Fertilization and Implantation Can Fail Invisibly
Unlike IVF, where doctors can directly observe whether fertilization occurred and an embryo formed, IUI is essentially a blind procedure after the insemination. You have no way of knowing whether the sperm reached the egg, whether fertilization occurred, or whether an embryo formed but failed to implant. All of these steps can go wrong without leaving any detectable trace.
Possible invisible failures include defects in how sperm and egg interact at the molecular level, problems with the outer shell of the egg that prevent sperm penetration, or embryos with genetic errors that stop dividing before they can implant. These issues are nearly impossible to diagnose through IUI alone, which is one reason clinics sometimes recommend a diagnostic IVF cycle. Observing what happens in the lab can reveal problems that repeated IUI attempts would never uncover.

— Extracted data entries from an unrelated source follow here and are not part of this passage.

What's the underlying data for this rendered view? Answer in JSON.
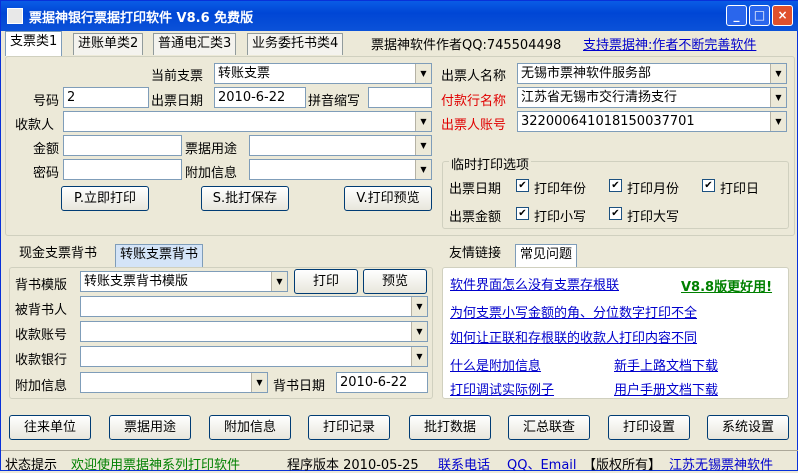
{
  "window": {
    "title": "票据神银行票据打印软件 V8.6 免费版"
  },
  "tabs": [
    "支票类1",
    "进账单类2",
    "普通电汇类3",
    "业务委托书类4"
  ],
  "header": {
    "author": "票据神软件作者QQ:745504498",
    "support": "支持票据神:作者不断完善软件"
  },
  "form": {
    "current_check_label": "当前支票",
    "current_check": "转账支票",
    "number_label": "号码",
    "number": "2",
    "date_label": "出票日期",
    "date": "2010-6-22",
    "pinyin_label": "拼音缩写",
    "pinyin": "",
    "payee_label": "收款人",
    "payee": "",
    "amount_label": "金额",
    "amount": "",
    "usage_label": "票据用途",
    "usage": "",
    "password_label": "密码",
    "password": "",
    "extra_label": "附加信息",
    "extra": ""
  },
  "drawer": {
    "name_label": "出票人名称",
    "name": "无锡市票神软件服务部",
    "bank_label": "付款行名称",
    "bank": "江苏省无锡市交行清扬支行",
    "account_label": "出票人账号",
    "account": "322000641018150037701"
  },
  "actions": {
    "print": "P.立即打印",
    "batch_save": "S.批打保存",
    "preview": "V.打印预览"
  },
  "temp_print": {
    "title": "临时打印选项",
    "date_label": "出票日期",
    "amount_label": "出票金额",
    "print_year": "打印年份",
    "print_month": "打印月份",
    "print_day": "打印日",
    "print_small": "打印小写",
    "print_big": "打印大写"
  },
  "endorse": {
    "tabs": [
      "现金支票背书",
      "转账支票背书"
    ],
    "template_label": "背书模版",
    "template": "转账支票背书模版",
    "print_btn": "打印",
    "preview_btn": "预览",
    "endorsee_label": "被背书人",
    "account_label": "收款账号",
    "bank_label": "收款银行",
    "extra_label": "附加信息",
    "date_label": "背书日期",
    "date": "2010-6-22"
  },
  "help": {
    "tabs": [
      "友情链接",
      "常见问题"
    ],
    "links": [
      "软件界面怎么没有支票存根联",
      "为何支票小写金额的角、分位数字打印不全",
      "如何让正联和存根联的收款人打印内容不同",
      "什么是附加信息",
      "打印调试实际例子"
    ],
    "version_link": "V8.8版更好用!",
    "downloads": [
      "新手上路文档下载",
      "用户手册文档下载"
    ]
  },
  "bottom_buttons": [
    "往来单位",
    "票据用途",
    "附加信息",
    "打印记录",
    "批打数据",
    "汇总联查",
    "打印设置",
    "系统设置"
  ],
  "status": {
    "label": "状态提示",
    "message": "欢迎使用票据神系列打印软件",
    "version": "程序版本 2010-05-25",
    "contact": "联系电话",
    "qq": "QQ、Email",
    "copyright": "【版权所有】",
    "company": "江苏无锡票神软件"
  },
  "colors": {
    "titlebar": "#0a5ce6",
    "required_label": "#e00000",
    "link": "#0000cc",
    "status_message": "#008000"
  }
}
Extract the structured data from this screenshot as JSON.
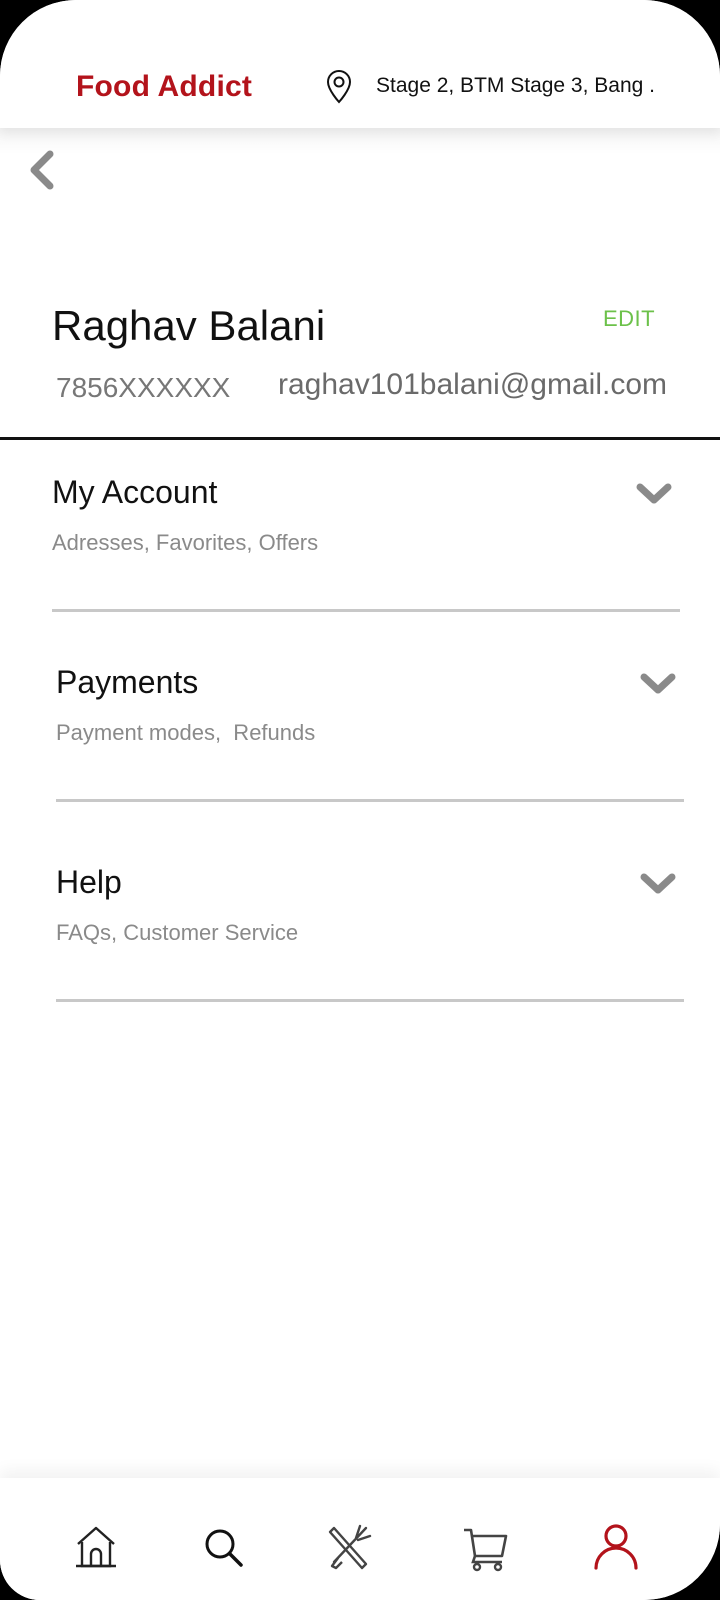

When Additional Cycles Stop Adding Value
Most pregnancies from IUI happen within the first three cycles. In one cohort study, 18.6% of couples achieved pregnancy by cycle three, and that number barely budged to 19.3% by cycle six. The near-plateau doesn’t necessarily mean per-cycle odds drop (fewer couples continued past three cycles, which skews the data), but it does suggest that if IUI is going to work for you, it will most likely work early.
Couples with favorable characteristics, such as younger age, adequate sperm counts, and no identified barriers, can see cumulative success rates approaching 45% after three well-timed cycles. But couples with less favorable profiles may reach only 10% after three cycles and 25% even after six. Scoring tools that factor in age, sperm quality, diagnosis, and lining thickness can help estimate where you fall on that spectrum and whether continuing IUI or moving to IVF makes more sense for your situation.